Monday, August 25, 2008

Rose-coloured Reviews Neon Bible by The Arcade Fire

Writers are obsessive creatures, many of them (us?) worse than footballers with their lucky rabbits and left-shoe-firsts. I've seen many acknowlegements pages that thank a particular brand of pen, a restaurant owner, someone who leant the author a lucky sweater--anything in the writing environment that seems like it might have leant a charm to the process. Nothing is so common among these gratitudes to atmospheres as those to bands and albums listened to obsessively in the background while typing. The repeat button is a creative security blanket, and unlike a hunk of fur or crossed fingers, music is at least good company.

I say that all by way of making myself feel better about the fact that it's a strange day in 2008 if I don't listen to Intervention by The Arcade Fire six or seven times. I'm a sucker for the strings and the soar, the intensity of Win Butler's histrionic vocals, the organ music... That is perhaps my perfect song.

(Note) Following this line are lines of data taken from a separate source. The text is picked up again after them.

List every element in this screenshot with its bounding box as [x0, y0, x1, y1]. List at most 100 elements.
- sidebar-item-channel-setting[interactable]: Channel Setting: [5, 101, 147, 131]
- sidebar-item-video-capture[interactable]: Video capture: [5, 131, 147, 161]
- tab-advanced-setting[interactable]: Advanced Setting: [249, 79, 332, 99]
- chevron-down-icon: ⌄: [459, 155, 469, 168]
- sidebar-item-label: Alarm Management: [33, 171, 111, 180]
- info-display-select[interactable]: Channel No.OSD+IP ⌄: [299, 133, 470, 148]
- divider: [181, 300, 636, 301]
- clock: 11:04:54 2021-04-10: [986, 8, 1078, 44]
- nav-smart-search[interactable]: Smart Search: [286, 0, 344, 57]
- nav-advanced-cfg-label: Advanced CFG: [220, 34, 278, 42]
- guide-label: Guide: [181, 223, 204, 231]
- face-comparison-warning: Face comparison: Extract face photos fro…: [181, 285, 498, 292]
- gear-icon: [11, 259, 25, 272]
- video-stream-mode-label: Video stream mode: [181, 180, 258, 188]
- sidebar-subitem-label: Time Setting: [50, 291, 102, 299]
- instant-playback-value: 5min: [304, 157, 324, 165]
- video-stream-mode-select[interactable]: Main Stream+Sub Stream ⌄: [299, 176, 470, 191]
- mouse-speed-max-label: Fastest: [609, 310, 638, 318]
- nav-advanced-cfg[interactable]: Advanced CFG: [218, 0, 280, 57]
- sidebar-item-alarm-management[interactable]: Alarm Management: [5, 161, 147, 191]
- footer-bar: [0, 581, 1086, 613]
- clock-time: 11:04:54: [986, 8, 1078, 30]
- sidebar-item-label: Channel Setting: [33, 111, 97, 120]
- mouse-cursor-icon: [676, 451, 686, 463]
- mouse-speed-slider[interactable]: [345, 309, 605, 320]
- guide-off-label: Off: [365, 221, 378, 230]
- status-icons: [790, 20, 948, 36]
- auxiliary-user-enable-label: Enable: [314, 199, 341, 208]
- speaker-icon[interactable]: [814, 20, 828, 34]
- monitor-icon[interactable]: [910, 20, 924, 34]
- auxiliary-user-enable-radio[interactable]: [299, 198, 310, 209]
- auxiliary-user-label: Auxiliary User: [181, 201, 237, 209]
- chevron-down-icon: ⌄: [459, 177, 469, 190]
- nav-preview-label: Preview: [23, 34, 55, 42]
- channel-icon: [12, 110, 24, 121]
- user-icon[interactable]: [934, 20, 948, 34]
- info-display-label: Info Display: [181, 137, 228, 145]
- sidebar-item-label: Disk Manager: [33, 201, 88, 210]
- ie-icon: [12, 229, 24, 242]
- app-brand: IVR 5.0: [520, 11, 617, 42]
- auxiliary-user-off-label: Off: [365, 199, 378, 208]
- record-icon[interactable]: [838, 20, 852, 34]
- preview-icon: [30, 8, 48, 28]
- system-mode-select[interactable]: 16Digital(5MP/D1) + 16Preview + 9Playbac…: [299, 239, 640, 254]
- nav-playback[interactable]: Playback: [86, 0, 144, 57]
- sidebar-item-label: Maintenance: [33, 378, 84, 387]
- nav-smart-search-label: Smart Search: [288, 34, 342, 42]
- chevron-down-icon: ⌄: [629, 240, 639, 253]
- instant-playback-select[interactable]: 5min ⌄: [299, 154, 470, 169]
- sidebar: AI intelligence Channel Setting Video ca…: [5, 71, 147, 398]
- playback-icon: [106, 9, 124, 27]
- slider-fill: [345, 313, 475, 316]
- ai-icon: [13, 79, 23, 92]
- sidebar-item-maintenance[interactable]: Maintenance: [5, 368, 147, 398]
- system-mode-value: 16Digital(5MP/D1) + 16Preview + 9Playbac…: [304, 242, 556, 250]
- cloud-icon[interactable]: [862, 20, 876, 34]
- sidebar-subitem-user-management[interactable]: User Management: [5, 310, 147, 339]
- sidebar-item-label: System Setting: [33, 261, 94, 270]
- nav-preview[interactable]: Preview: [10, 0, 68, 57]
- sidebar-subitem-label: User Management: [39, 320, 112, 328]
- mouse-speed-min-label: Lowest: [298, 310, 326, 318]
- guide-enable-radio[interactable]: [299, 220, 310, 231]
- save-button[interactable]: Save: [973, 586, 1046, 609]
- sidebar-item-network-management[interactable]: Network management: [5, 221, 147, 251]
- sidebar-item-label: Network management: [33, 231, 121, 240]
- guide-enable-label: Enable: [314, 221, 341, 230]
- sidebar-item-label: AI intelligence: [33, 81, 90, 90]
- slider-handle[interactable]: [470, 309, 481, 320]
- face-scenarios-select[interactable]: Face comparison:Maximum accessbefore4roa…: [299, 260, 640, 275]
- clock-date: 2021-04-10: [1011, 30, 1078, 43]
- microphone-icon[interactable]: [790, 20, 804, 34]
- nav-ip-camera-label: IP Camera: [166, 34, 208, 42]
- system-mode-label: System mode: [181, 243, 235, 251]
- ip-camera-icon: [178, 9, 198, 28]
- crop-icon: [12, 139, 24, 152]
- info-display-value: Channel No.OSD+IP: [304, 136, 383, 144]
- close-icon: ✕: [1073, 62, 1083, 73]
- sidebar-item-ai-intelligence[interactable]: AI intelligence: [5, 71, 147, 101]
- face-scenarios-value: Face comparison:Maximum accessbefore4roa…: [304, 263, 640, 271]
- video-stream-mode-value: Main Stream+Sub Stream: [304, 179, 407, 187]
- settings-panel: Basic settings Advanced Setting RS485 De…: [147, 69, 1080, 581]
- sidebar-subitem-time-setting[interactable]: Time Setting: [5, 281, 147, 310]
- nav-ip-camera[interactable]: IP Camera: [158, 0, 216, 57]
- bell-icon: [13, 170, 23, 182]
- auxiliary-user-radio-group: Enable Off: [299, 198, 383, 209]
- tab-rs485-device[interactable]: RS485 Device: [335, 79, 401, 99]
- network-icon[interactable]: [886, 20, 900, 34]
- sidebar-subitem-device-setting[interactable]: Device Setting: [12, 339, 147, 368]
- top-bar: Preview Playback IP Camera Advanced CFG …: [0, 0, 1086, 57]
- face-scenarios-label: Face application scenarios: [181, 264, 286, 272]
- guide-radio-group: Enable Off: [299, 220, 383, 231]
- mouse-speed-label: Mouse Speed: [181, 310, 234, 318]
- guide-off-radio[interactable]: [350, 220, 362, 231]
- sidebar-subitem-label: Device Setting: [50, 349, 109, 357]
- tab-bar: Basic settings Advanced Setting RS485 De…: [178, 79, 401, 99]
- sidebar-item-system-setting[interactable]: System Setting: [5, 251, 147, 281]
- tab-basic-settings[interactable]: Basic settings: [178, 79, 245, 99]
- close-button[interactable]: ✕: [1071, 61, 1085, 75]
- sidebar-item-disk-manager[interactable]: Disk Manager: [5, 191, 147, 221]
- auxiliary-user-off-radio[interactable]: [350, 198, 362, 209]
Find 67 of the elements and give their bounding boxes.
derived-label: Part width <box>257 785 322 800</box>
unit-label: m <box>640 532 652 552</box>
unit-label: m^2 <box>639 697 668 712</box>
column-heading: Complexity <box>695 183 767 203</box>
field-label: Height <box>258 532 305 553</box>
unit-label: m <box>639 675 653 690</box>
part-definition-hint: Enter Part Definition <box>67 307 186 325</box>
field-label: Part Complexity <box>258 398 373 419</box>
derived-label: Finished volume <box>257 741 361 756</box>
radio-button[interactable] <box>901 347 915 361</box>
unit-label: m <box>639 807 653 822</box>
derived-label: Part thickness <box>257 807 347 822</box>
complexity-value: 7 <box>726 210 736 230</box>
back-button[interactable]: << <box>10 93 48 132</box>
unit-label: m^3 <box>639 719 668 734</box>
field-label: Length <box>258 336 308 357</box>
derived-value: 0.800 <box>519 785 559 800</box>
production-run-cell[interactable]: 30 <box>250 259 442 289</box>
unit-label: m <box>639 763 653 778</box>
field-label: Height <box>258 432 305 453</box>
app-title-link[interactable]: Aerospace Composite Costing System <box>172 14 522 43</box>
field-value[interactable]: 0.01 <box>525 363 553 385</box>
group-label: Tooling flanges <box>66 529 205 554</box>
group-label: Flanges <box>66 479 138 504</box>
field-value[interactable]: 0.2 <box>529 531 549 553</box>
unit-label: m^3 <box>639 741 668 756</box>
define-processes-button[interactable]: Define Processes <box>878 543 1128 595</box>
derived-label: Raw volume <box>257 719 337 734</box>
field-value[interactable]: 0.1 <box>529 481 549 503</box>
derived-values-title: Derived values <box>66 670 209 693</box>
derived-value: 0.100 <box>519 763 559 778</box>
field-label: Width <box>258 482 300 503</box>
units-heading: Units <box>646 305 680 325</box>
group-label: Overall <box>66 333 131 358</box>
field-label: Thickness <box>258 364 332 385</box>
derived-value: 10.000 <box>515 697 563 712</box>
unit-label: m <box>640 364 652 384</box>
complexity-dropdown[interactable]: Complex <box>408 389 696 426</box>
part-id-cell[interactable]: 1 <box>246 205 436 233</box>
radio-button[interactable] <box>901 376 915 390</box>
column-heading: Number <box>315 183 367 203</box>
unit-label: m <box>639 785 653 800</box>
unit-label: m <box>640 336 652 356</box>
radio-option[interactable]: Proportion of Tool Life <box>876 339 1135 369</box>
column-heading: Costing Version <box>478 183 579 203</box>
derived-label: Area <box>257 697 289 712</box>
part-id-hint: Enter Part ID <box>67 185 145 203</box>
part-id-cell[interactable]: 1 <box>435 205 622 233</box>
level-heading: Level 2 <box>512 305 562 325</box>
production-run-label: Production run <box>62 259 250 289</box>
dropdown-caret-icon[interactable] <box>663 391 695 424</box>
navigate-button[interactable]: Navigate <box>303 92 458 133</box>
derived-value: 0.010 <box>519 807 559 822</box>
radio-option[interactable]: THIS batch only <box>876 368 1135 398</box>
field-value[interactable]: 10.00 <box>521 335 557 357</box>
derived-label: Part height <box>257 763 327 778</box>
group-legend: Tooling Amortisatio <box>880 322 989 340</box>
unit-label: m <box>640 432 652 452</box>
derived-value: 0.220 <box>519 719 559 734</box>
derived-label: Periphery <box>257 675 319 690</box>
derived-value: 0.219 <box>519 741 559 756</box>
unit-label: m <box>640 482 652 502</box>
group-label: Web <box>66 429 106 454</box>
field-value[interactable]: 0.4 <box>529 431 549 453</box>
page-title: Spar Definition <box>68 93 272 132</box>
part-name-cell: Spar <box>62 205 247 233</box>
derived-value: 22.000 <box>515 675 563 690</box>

I know, I know, I like a lot of schlock (full disclosure: the symmetrical purchase to Neon Bible in the twofer record-store deal was Metro Station by Metro Station). But I think I can recognize the good stuff when I hear it, and Arcade Fire seems to me to be making sonically complex, lyrically fascinating songs.

Some people find this band a little intense, and I believe Sasha Frere Jones thinks they're one of the whitest bands ever (not touching that one)--so, not for everyone? And if you don't like their music, I imagine you're *really* dislike it: Arcade Fire are notable as much earnestness of message as they are for pyrotechnics of medium; the vocalists tell stories and embody characters within them, and those characters believe their stories. If you dig that sort of thing, this is a nice change from pop music (ie., Metro Station), who only ever embrace sincere emotion for romantic ("Kelsey, I'd swim the ocean for you / the ocean for you / the ocean for you / Oh, Kelsey") or erotic ("I know you're dying / to take off your clothes") declarations.

Arcade Fire has a much much wider range of material. Their last album, Funeral seemed to me to about the dreamspace of the suburbs, the fantasies and nightmares of snowdays and boiling kettles, lonely children and lonely marriages. It was fascinating to see them build a world with these songs--Funeral is not a concept album, it's not a linked narrative, but it is a creation larger than the individual songs. After you listen to the whole of it, you feel of that place, and partways in it.

*Neon Bible* really does take on the bible and relgion, particularly revivalist (is that a word? I'm trying to write this review with as little recourse as possible to outside opinions) Christianity, throughout the ages. One of the best pieces on the album is (Antichrist Television Blues) (no, I don't know why the title is in parentheses). It's the fairly straightforward story of a guy who hates working downtown parking cars and wants to serve God, so he grooms his young daughter as a singer of religious songs. She is successful, and he gets what he wants (whatever that is.) You feel like this is character who told himself lies and believed them, who really never got the exploitation in one he did, until the last line of the song, where he snaps, "So tell me how am I the Antichrist?" Like the endings of all my favourite short stories, this song ends with insight into both what came before and what might come next, but not nearly enough to feel you've got it fully nailed down.

Some of the less rocking songs are a bit dirgelike, and I actually dislike the first single, Black Mirror (I *think* it's the first single). They do better on the soaring line than the sinking one, I can't really repeat that enough. But they do do dreamy pretty well in most cases, though you have to listen a number of times to really get it (the title song) or perhaps never will ("Windowsill"). The music is still hyponontic, even when the song doesn't make *total* sense.

Even when they don't make sense, the lyrics are still strangely effective at being affective ("We can reach the sea / they won't follow me"--what sea? who are they? why would they follow you? Well, I guess I'm into it now). For me, despite the strings and the soar, it is the lyrics that puts *Neon Bible* above the merely very cool. But I do think it's that, too (organ music? hooray!)